Isilon Insight IQ Refresh
Isilon/EMC manufactures network-attached data storage (NAS) systems. Its primary software offerings are OneFS, the 'operating system' for their clustered storage systems, and Insight IQ, a full-featured analytics and reporting system offering real-time system monitoring and historical reporting. Isilon hired me to help modernize, simplify and integrate these two software packages.
Isilon's hardware and software products are naturally targeted to a very technical user. As such, the software GUI for the operating system had originally been designed as merely a secondary alternative to the predominant command interface, and had never been updated from its 'Windows 3.1-like' approach. The language used was heavy and rife with insider jargon. Configuration pages were dense and poorly organized and explained. The information architecture and user flows were convoluted and tough to conceptualize. The software was extremely difficult to use, and it was getting in the way of Isilon marketing the product to a wider audience.
Additionally, Isilon had recently built a new system reporting tool and was selling the product as an add-on. This product was very powerful, but was also initially designed by developers and was difficult to understand and lacking in integration with OneFS, the operating system.
Isilon/EMC manufactures network-attached data storage (NAS) systems. Its primary software offerings are OneFS, the 'operating system' for their clustered storage systems, and Insight IQ, a full-featured analytics and reporting system offering real-time system monitoring and historical reporting. Isilon hired me to help modernize, simplify and integrate these two software packages. I served as the single staff UX Designer and worked closely with product owners, customers, subject matter experts and developers to research user needs and define requirements, to create information architecture and workflows, to do all interaction design and UI/visual design, and to validate design work.
I spent a great deal of time becoming educated in network operations, communication protocols, data storage, known use cases by industry, and more. I spent a great deal of time becoming familiar and knowledgeable with the existing products.

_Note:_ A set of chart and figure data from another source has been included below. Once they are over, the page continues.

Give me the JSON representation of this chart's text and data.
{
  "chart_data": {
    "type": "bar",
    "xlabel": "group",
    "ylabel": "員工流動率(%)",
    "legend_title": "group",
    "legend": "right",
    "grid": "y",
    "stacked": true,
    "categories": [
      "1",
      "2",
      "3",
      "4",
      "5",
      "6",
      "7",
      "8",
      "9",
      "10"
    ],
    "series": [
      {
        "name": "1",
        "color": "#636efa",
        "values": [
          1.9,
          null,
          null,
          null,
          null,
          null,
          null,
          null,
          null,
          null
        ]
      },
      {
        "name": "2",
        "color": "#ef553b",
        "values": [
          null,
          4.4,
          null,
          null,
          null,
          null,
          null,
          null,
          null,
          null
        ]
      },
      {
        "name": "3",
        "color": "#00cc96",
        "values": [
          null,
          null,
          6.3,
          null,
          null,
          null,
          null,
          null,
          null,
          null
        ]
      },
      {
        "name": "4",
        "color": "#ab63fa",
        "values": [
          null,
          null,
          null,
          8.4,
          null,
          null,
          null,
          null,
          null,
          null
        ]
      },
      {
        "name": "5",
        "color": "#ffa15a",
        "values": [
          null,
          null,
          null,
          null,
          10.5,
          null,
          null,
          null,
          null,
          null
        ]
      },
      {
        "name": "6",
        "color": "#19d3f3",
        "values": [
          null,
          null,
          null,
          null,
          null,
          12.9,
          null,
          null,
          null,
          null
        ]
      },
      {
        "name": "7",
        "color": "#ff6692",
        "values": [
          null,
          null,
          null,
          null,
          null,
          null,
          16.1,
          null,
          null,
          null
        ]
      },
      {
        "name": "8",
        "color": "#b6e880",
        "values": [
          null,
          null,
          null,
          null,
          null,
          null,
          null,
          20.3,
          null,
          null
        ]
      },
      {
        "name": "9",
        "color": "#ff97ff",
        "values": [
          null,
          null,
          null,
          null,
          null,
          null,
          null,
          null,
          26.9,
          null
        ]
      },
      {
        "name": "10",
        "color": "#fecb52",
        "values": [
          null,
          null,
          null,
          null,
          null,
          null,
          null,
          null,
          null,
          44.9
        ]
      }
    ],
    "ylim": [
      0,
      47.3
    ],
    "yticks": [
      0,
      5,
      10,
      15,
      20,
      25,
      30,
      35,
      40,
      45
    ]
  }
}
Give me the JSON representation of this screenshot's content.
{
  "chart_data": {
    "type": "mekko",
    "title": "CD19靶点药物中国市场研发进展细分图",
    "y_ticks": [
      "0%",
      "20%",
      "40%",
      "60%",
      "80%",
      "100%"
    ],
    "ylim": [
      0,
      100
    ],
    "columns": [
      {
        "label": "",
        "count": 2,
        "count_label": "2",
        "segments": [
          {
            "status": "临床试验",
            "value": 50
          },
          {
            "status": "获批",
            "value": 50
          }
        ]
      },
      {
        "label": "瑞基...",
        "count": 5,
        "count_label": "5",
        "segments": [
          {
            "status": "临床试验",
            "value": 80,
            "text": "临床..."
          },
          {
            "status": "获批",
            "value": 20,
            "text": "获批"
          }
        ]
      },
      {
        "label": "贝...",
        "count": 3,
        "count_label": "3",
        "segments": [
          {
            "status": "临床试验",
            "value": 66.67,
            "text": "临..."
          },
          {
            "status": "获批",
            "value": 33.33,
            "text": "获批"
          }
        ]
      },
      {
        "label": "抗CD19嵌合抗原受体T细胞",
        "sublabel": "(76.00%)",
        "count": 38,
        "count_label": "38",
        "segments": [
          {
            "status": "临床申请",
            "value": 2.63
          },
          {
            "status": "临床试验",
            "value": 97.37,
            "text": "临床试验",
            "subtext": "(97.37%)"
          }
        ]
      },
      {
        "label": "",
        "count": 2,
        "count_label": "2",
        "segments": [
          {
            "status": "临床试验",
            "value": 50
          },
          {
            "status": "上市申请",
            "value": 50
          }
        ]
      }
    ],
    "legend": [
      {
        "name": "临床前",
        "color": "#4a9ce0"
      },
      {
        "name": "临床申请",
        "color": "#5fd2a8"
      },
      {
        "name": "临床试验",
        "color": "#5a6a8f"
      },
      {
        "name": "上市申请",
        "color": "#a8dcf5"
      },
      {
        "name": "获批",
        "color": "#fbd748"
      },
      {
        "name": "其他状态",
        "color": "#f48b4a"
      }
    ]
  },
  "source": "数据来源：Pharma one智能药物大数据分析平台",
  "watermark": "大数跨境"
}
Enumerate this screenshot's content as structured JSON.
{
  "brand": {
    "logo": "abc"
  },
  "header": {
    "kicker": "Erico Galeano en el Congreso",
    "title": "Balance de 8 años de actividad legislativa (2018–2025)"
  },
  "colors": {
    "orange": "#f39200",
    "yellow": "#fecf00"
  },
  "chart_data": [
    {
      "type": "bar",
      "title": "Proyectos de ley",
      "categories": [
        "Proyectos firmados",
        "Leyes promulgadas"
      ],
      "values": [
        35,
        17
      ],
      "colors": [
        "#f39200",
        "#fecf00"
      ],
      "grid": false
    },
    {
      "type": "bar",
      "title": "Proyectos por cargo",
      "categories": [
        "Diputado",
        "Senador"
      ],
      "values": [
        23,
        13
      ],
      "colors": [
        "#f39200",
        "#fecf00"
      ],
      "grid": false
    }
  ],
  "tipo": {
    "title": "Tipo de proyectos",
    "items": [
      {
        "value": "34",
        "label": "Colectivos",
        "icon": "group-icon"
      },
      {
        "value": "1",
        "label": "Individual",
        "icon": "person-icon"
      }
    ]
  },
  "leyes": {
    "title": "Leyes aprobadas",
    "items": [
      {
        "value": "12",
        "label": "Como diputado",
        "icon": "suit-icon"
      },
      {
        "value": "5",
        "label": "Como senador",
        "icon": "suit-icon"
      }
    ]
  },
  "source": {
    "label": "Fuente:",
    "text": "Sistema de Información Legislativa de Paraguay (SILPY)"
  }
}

I would redesign InsightIQ as my first responsibility; but as my job would be to redesign both software products, I was looking for points of overlap between the two products so that I could plan for common terminology and interface language, common user flows, potential for common interaction patterns and use of componentized software elements. It was also the case that I would work hand-in-hand with a development team redesigning the command line interface, and it was a primary project goal to create and enable continuing maintenance of consistency between the GUI and the CLI.
I sat with engineers, product managers and customers to understand their perspectives on the products and how they worked well and how they did not. I watched users walk through their use of the products in their daily routine. I watched installations and upgrades and the addition of scaled-up hardware. I conducted days-long whiteboarding sessions on workflows and language.
Eventually, I aggregated what I had heard and seen and represented these learnings in various visualizations of users and goals, scenarios, task flows, significant language change recommendations and more. These ideas were communicated to stakeholders and interested parties for discussion, negotiation and agreement.
After discussing inputs and negotiating goals, recommendations and scoping to a point of agreement, I designed workflows and interaction/behavior for InsightIQ working a sprint ahead of the development team within which I was embedded.
Wireframed designs were reviewed with stakeholders and iterated. Upon agreement, I did visual design/UI design for the application.
Usability testing for InsightIQ returned high results for usability, findability and perceived usefulness. Customer surveys taken after release showed high customer satisfaction. The software is still sold by Dell/EMC as an upgrade to its hardware/OS packages.